Приближалась воловья повозка, и они отошли в сторону, чтобы пропустить ее. Уильям наклонился вперед в седле, чтобы проверить, узнает ли он водителя. В эту солнечную полузасуху конца февраля, как и в разгар жаркой погоды, на дороге густо лежала пыль, пыль кремообразной текстуры каолина, которая изгибалась назад и вверх под колесами. Ребенок, лежавший на тележке, смотрел вниз в пыль, завороженный ее устойчивым креном, и не видел их там, где они смотрели. Отец ребенка небрежно салаамировал, проходя мимо, а Уильям улыбнулся и помахал рукой. Люди здесь, как правило, не были подобострастными; или, может быть, только с ним из числа их правителей они обращались так небрежно. Он взглянул на Мэри, но она, похоже, не заметила ничего плохого. Он улыбнулся ей, и они вместе двинулись вперед.

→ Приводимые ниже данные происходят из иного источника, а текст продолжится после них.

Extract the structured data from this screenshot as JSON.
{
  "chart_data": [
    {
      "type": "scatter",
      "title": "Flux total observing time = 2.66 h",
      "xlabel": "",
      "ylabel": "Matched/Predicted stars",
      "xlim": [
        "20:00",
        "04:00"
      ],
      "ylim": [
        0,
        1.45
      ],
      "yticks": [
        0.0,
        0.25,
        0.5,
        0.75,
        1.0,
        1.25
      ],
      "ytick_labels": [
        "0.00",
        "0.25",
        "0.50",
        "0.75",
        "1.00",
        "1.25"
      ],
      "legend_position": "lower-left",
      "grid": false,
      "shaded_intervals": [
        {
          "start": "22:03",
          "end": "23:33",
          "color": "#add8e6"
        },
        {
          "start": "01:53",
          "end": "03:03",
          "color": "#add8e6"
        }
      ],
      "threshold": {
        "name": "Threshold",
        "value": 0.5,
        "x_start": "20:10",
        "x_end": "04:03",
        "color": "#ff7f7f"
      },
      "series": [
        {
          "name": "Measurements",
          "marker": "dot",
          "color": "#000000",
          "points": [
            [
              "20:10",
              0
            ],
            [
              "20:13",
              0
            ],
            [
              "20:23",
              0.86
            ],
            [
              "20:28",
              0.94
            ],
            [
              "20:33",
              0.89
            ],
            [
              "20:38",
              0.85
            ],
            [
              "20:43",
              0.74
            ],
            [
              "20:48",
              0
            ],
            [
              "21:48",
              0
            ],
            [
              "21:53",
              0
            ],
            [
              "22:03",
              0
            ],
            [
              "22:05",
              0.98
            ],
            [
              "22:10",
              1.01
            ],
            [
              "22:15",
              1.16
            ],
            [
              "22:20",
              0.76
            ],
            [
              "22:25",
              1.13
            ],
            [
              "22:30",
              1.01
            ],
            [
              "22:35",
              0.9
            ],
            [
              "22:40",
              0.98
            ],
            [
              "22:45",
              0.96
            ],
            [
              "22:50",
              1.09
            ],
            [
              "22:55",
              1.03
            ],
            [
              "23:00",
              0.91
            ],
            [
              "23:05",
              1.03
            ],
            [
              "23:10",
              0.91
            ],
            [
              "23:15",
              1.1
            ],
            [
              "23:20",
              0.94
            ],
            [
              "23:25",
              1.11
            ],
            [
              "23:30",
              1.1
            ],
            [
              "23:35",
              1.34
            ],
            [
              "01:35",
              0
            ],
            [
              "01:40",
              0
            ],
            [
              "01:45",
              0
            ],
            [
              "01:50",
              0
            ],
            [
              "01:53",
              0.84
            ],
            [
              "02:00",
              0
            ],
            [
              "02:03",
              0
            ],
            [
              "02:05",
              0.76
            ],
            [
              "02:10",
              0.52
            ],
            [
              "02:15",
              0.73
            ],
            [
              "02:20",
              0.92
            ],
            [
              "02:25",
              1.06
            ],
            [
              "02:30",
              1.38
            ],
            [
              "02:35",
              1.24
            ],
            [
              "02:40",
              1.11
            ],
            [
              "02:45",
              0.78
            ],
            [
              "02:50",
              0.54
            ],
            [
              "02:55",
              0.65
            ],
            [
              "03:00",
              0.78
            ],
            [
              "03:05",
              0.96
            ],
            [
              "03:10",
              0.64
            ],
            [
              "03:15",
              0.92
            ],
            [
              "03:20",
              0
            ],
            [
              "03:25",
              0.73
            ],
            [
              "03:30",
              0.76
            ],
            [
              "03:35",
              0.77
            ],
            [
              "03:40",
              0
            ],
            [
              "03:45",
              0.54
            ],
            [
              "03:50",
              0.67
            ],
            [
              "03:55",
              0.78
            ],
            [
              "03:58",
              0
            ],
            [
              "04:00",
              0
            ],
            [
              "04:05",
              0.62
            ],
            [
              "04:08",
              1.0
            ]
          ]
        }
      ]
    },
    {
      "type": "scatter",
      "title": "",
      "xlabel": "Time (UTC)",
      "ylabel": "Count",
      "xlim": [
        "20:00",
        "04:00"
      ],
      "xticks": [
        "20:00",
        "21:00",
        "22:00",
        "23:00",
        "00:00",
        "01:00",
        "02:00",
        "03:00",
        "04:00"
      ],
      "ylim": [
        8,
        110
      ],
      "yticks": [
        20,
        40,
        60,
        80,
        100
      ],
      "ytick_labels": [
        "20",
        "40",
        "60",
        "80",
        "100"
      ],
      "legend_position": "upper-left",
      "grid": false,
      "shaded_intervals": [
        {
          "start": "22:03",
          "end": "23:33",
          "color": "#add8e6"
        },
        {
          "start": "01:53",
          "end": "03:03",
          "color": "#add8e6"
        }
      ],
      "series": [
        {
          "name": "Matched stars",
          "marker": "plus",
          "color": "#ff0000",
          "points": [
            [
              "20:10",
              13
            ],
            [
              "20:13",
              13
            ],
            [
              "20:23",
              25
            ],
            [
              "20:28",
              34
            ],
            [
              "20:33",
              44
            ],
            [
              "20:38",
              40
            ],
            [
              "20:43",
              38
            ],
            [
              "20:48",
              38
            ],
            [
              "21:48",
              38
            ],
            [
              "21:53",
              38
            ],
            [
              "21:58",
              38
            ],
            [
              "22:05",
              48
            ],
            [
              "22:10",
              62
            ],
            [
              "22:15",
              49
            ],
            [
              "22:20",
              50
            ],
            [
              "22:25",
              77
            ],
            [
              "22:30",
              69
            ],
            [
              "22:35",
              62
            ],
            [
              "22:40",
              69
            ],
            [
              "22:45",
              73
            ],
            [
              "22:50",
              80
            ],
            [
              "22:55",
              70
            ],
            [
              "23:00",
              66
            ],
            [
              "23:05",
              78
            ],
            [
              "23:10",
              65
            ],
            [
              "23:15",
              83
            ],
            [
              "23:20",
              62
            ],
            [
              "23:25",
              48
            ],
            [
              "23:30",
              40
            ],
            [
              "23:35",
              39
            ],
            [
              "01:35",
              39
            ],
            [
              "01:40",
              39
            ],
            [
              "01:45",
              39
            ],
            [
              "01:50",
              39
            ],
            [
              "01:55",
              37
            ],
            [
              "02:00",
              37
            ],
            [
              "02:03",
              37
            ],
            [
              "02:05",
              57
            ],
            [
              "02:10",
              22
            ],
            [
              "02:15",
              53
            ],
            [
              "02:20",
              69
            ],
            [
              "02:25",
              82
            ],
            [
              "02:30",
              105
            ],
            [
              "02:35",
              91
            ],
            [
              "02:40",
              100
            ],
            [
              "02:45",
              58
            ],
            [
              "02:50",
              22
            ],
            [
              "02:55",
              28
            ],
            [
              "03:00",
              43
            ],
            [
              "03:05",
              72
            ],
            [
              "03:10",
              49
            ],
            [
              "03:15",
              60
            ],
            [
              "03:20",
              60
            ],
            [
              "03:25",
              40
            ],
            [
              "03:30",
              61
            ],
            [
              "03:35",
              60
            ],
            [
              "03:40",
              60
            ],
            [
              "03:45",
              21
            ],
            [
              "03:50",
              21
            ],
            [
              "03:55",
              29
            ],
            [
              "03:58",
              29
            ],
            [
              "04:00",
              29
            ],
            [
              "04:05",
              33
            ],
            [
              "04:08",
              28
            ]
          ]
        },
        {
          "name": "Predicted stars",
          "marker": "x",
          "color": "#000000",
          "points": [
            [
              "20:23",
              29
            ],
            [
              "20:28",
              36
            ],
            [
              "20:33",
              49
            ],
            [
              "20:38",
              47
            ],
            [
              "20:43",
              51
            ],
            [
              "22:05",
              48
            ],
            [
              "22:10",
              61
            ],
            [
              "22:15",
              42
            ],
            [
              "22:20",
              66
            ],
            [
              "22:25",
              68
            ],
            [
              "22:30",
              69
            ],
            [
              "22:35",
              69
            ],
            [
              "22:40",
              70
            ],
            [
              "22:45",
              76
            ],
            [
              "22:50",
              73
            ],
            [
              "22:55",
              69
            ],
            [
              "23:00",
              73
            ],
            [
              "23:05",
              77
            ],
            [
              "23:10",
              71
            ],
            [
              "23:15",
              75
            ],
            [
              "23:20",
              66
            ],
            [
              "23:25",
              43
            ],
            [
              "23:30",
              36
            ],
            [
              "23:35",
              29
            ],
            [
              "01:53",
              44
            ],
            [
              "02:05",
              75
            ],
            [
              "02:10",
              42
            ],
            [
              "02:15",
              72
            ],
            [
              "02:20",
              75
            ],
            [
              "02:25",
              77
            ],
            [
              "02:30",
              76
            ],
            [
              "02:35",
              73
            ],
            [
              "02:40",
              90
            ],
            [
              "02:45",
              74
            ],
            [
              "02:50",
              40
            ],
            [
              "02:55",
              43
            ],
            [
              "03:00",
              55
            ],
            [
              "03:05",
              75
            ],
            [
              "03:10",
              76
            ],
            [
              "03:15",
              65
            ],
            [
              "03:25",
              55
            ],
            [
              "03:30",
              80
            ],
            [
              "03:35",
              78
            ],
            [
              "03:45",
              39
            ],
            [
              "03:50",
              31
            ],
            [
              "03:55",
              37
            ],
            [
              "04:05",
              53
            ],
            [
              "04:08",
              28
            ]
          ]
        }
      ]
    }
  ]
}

Она сказала: «Это основной дорога?»
«Да. Ну, главной дороги точно нет. Они все такие: некоторые шире, некоторые уже. Тропа от одной деревни в джунглях до другой местами может быть такой же широкой. Это зависит от того, хочет ли земиндар или патель произвести впечатление. Видите ли, люди всегда выбирают свой собственный курс. Если бы сотня путешественников отправилась отдельно из Дели в Мадрас, возможно, ни пятеро из них не пошли бы по одним и тем же дорогам. Конечно, им приходится пересекать реки в бродах — именно там дорога действительно становится «главной» На самых глубоких реках ходят паромы, обычно это старые дырявые баржи. В горах дорога тоже должна протискиваться там, где это возможно — даже через Банрерс. Ты помнишь?»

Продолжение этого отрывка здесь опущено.